We headed to Samui on a brief ferry ride and were slightly troubled by the scenery once we arrived. The majority of the drive was surrounded by Western influence, especially Chewang beach, where we had booked our hostel, naive to the tourist infiltration. On our drive down the road our hostel was on, we were accosted by the sights of McDonalds, Starbucks, Burger King and multiple gift shops, giving the area the same feel as a Jersey Shore beach. We arrived at Chill Chewang hostel, across from what seemed to be an abandoned construction site. To get to the room we were staying in, you had to walk down a dripping back alley and through construction. The room itself, while totally fine, was saturated with mosquitos at all hours. We had no idea where so many mosquitos could be migrating from to this room. One of the hostel workers carried around a mosquito zapper and would sneak into our room flailing the thing around to try and zap any and all mosquitos in her path, unsuccessfully.

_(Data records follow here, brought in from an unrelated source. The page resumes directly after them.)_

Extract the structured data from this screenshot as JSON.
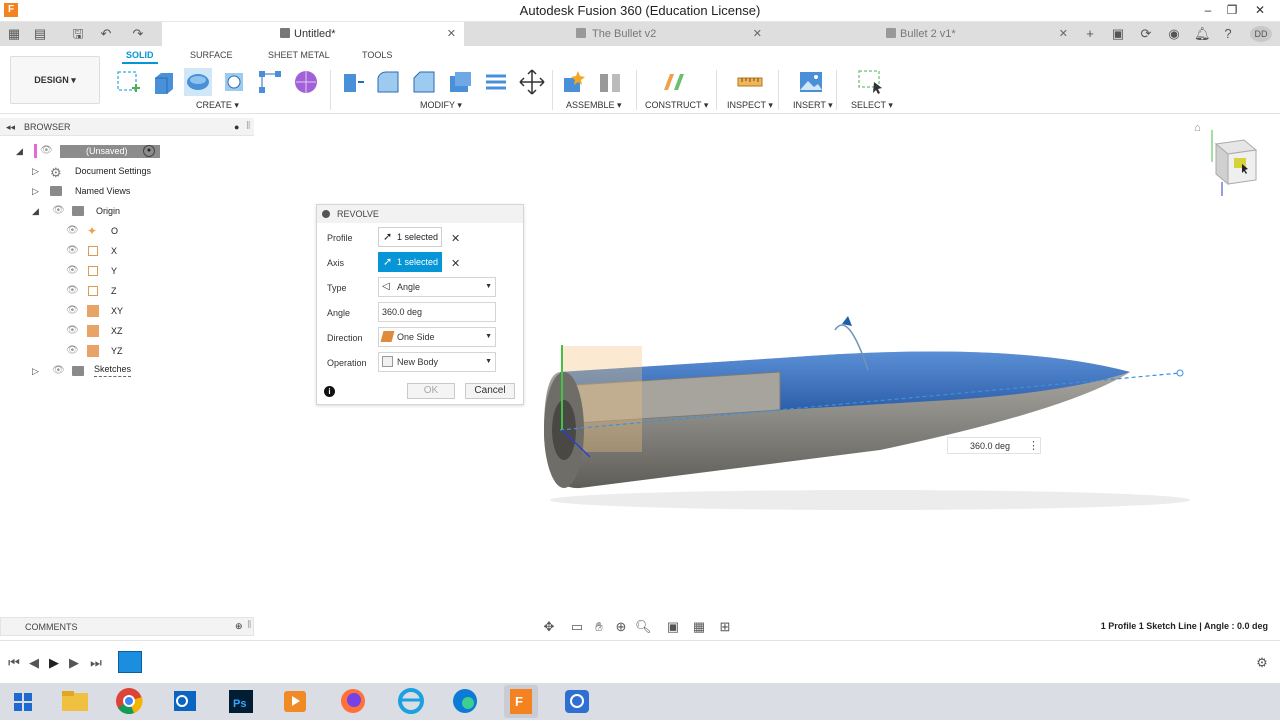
{
  "window": {
    "title": "Autodesk Fusion 360 (Education License)",
    "logo_letter": "F"
  },
  "tabs": [
    {
      "label": "Untitled*",
      "active": true
    },
    {
      "label": "The Bullet v2",
      "active": false
    },
    {
      "label": "Bullet 2 v1*",
      "active": false
    }
  ],
  "user": {
    "initials": "DD"
  },
  "workspace_tabs": [
    "SOLID",
    "SURFACE",
    "SHEET METAL",
    "TOOLS"
  ],
  "design_button": "DESIGN ▾",
  "toolbar_groups": [
    "CREATE ▾",
    "MODIFY ▾",
    "ASSEMBLE ▾",
    "CONSTRUCT ▾",
    "INSPECT ▾",
    "INSERT ▾",
    "SELECT ▾"
  ],
  "browser": {
    "header": "BROWSER",
    "root": "(Unsaved)",
    "items": [
      "Document Settings",
      "Named Views",
      "Origin",
      "O",
      "X",
      "Y",
      "Z",
      "XY",
      "XZ",
      "YZ",
      "Sketches"
    ]
  },
  "revolve": {
    "title": "REVOLVE",
    "labels": {
      "profile": "Profile",
      "axis": "Axis",
      "type": "Type",
      "angle": "Angle",
      "direction": "Direction",
      "operation": "Operation"
    },
    "profile_value": "1 selected",
    "axis_value": "1 selected",
    "type_value": "Angle",
    "angle_value": "360.0 deg",
    "direction_value": "One Side",
    "operation_value": "New Body",
    "ok": "OK",
    "cancel": "Cancel"
  },
  "canvas": {
    "angle_box": "360.0 deg"
  },
  "comments": {
    "label": "COMMENTS"
  },
  "status": {
    "message": "1 Profile 1 Sketch Line | Angle : 0.0 deg"
  },
  "colors": {
    "accent": "#0696d7",
    "body_blue": "#3d74c0",
    "body_gray": "#8a8883",
    "profile_orange": "#f0b45a"
  }
}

We had two nights booked in Samui and determined pretty rapidly that two would be enough. After arriving and getting settled we grabbed the cheapest food deal we could find nearby and went to find the beach. Of course, even though invaded by hordes of tourists, the beach was beautiful. We ran into Johnny, Laura and their latest addition, Brigitte, who were staying at the same hostel as us (as planned). That evening we classically bought our Sangsom and coke and sat around the table at the hostel playing drinking games for most of the night before heading off to a bar, which Shauna and I quickly escaped from to go to McDonalds.

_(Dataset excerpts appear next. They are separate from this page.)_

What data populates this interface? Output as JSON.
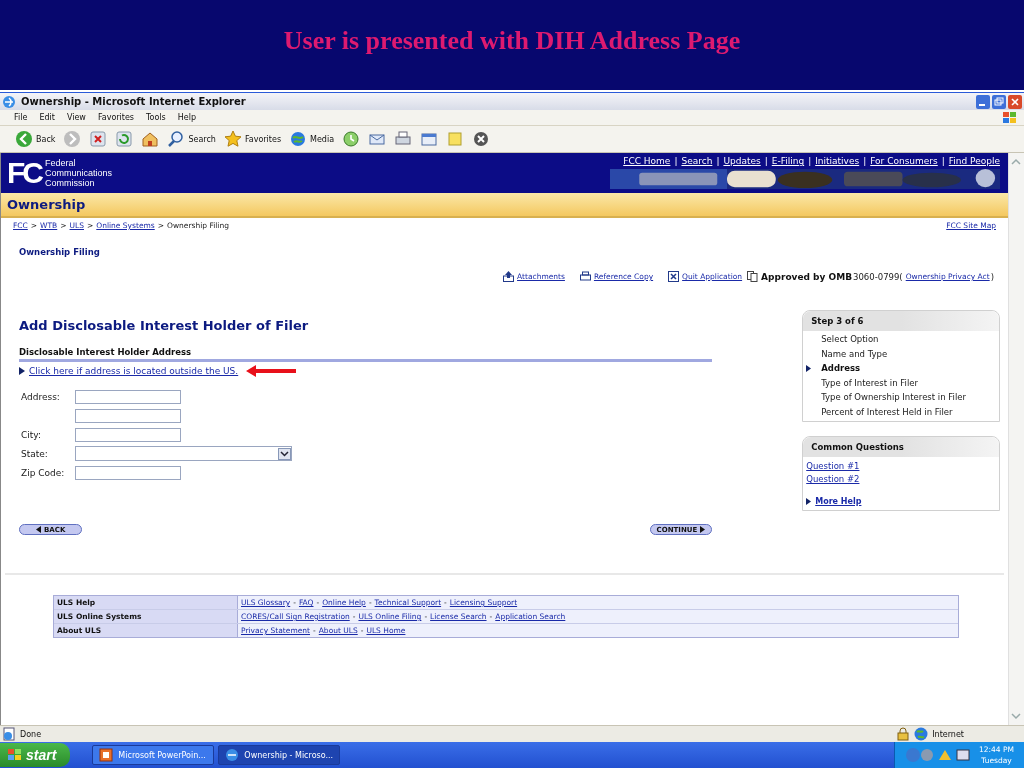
{
  "slide_title": "User is presented with DIH Address Page",
  "browser": {
    "title": "Ownership - Microsoft Internet Explorer",
    "menu": [
      "File",
      "Edit",
      "View",
      "Favorites",
      "Tools",
      "Help"
    ],
    "toolbar": [
      {
        "kind": "back",
        "label": "Back"
      },
      {
        "kind": "forward"
      },
      {
        "kind": "stop"
      },
      {
        "kind": "refresh"
      },
      {
        "kind": "home"
      },
      {
        "kind": "search",
        "label": "Search"
      },
      {
        "kind": "favorites",
        "label": "Favorites"
      },
      {
        "kind": "media",
        "label": "Media"
      },
      {
        "kind": "history"
      },
      {
        "kind": "mail"
      },
      {
        "kind": "print"
      },
      {
        "kind": "edit"
      },
      {
        "kind": "notes"
      },
      {
        "kind": "messenger"
      }
    ]
  },
  "page": {
    "logo_mark": "FC",
    "logo_lines": [
      "Federal",
      "Communications",
      "Commission"
    ],
    "header_links": [
      "FCC Home",
      "Search",
      "Updates",
      "E-Filing",
      "Initiatives",
      "For Consumers",
      "Find People"
    ],
    "header_separator": "|",
    "section_title": "Ownership",
    "breadcrumb": [
      {
        "label": "FCC",
        "link": true
      },
      {
        "label": "WTB",
        "link": true
      },
      {
        "label": "ULS",
        "link": true
      },
      {
        "label": "Online Systems",
        "link": true
      },
      {
        "label": "Ownership Filing",
        "link": false
      }
    ],
    "breadcrumb_separator": ">",
    "site_map": "FCC Site Map",
    "filing_title": "Ownership Filing",
    "actions": [
      {
        "kind": "upload",
        "label": "Attachments"
      },
      {
        "kind": "copy",
        "label": "Reference Copy"
      },
      {
        "kind": "quit",
        "label": "Quit Application"
      }
    ],
    "approval": {
      "label": "Approved by OMB",
      "number": "3060-0799(",
      "link": "Ownership Privacy Act",
      "close": ")"
    },
    "heading": "Add Disclosable Interest Holder of Filer",
    "subheading": "Disclosable Interest Holder Address",
    "outside_link": "Click here if address is located outside the US.",
    "fields": [
      {
        "label": "Address:",
        "kind": "text"
      },
      {
        "kind": "text"
      },
      {
        "label": "City:",
        "kind": "text"
      },
      {
        "label": "State:",
        "kind": "select"
      },
      {
        "label": "Zip Code:",
        "kind": "text"
      }
    ],
    "back_button": "BACK",
    "continue_button": "CONTINUE",
    "steps": {
      "title": "Step 3 of 6",
      "items": [
        {
          "label": "Select Option",
          "selected": false
        },
        {
          "label": "Name and Type",
          "selected": false
        },
        {
          "label": "Address",
          "selected": true
        },
        {
          "label": "Type of Interest in Filer",
          "selected": false
        },
        {
          "label": "Type of Ownership Interest in Filer",
          "selected": false
        },
        {
          "label": "Percent of Interest Held in Filer",
          "selected": false
        }
      ]
    },
    "questions": {
      "title": "Common Questions",
      "links": [
        "Question #1",
        "Question #2"
      ],
      "more": "More Help"
    },
    "footer": {
      "separator": "-",
      "rows": [
        {
          "heading": "ULS Help",
          "links": [
            "ULS Glossary",
            "FAQ",
            "Online Help",
            "Technical Support",
            "Licensing Support"
          ]
        },
        {
          "heading": "ULS Online Systems",
          "links": [
            "CORES/Call Sign Registration",
            "ULS Online Filing",
            "License Search",
            "Application Search"
          ]
        },
        {
          "heading": "About ULS",
          "links": [
            "Privacy Statement",
            "About ULS",
            "ULS Home"
          ]
        }
      ]
    }
  },
  "status_bar": {
    "text": "Done",
    "zone": "Internet"
  },
  "taskbar": {
    "start": "start",
    "tasks": [
      {
        "label": "Microsoft PowerPoin...",
        "kind": "powerpoint",
        "selected": false
      },
      {
        "label": "Ownership - Microso...",
        "kind": "ie",
        "selected": true
      }
    ],
    "time": "12:44 PM",
    "day": "Tuesday"
  }
}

Our second and final day on the island was spent on the beach and in bed by those too hungover to care to leave (cough, Josh, cough). After a few hours on the beach, where the water had currents too strong and too much garbage to swim, I headed back to bed as well. We definitely did not want to be drinking that evening, so after an incredible noodle soup that made me nostalgic for the noodle soups of my past at an excellent small joint we walked to the cinema to see the latest Harry Potter movie. The movie, to our surprise, was in 3D and had us feeling like children again, while the chairs were the comfiest I had ever had in a theater. All in all it was a great chill night and certainly a welcomed break from all the boozing. The following morning we returned to the restaurant from the night before and got more addicting noodle soup before heading to the ferry to return to Koh Phangan. With Shauna and Emily gone off to the north, we figured we’d head back to our favorite island hostel spot for a few more days because were were definitely not through with it.

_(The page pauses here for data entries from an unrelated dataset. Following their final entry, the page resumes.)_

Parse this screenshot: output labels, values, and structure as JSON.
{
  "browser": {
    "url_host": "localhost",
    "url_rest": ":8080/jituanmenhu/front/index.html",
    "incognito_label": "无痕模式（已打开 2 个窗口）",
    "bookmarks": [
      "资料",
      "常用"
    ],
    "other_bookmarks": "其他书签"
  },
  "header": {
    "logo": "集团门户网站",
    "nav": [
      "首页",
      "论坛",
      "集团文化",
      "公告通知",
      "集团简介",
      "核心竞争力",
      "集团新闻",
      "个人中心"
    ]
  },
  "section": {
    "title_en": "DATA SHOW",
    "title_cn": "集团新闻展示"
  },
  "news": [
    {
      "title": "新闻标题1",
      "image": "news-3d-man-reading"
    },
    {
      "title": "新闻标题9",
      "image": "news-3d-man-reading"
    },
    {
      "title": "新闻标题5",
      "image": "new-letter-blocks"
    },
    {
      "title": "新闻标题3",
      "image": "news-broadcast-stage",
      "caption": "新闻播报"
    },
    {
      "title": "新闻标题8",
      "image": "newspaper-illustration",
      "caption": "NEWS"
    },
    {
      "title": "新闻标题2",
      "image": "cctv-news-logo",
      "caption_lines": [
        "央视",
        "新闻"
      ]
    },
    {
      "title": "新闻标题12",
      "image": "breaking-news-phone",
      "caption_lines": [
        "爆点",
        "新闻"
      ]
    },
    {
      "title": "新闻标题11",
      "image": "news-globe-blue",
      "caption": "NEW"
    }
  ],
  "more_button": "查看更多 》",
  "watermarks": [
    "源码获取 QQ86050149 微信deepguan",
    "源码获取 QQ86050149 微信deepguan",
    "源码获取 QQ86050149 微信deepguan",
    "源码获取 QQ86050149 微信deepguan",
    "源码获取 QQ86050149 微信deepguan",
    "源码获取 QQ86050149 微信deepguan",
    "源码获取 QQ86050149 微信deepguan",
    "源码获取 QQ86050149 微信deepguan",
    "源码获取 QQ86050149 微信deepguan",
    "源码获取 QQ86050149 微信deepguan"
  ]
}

We’ve been in Koh Phangan for three additional days and four nights and just as before it has been lazy and great. Two out of the four nights were spent eating at the Mexican Restaurant, one of which was followed excessively by desserts of apple crumble and brownie sundaes at the saloon. We rented motorbikes and drove to Mae Haad, a small island separated from the main part of Koh Phangan by a strip of sand that waves crash on from both sides. We had beers on the beach and wandered off onto the sand bar at night, when the water recoiled so deeply into the ocean that you could no longer sense its presence. Tomorrow morning, if we can ever get out past this rain tonight and buy tickets, we’ll move onto Phuket, all the way across the island, and from there, we have not a clue. Either over to Koh Phi Phi, or onward to Malaysia. But, as always, we will continue to push off any decisions that need to be made until the last possible hour.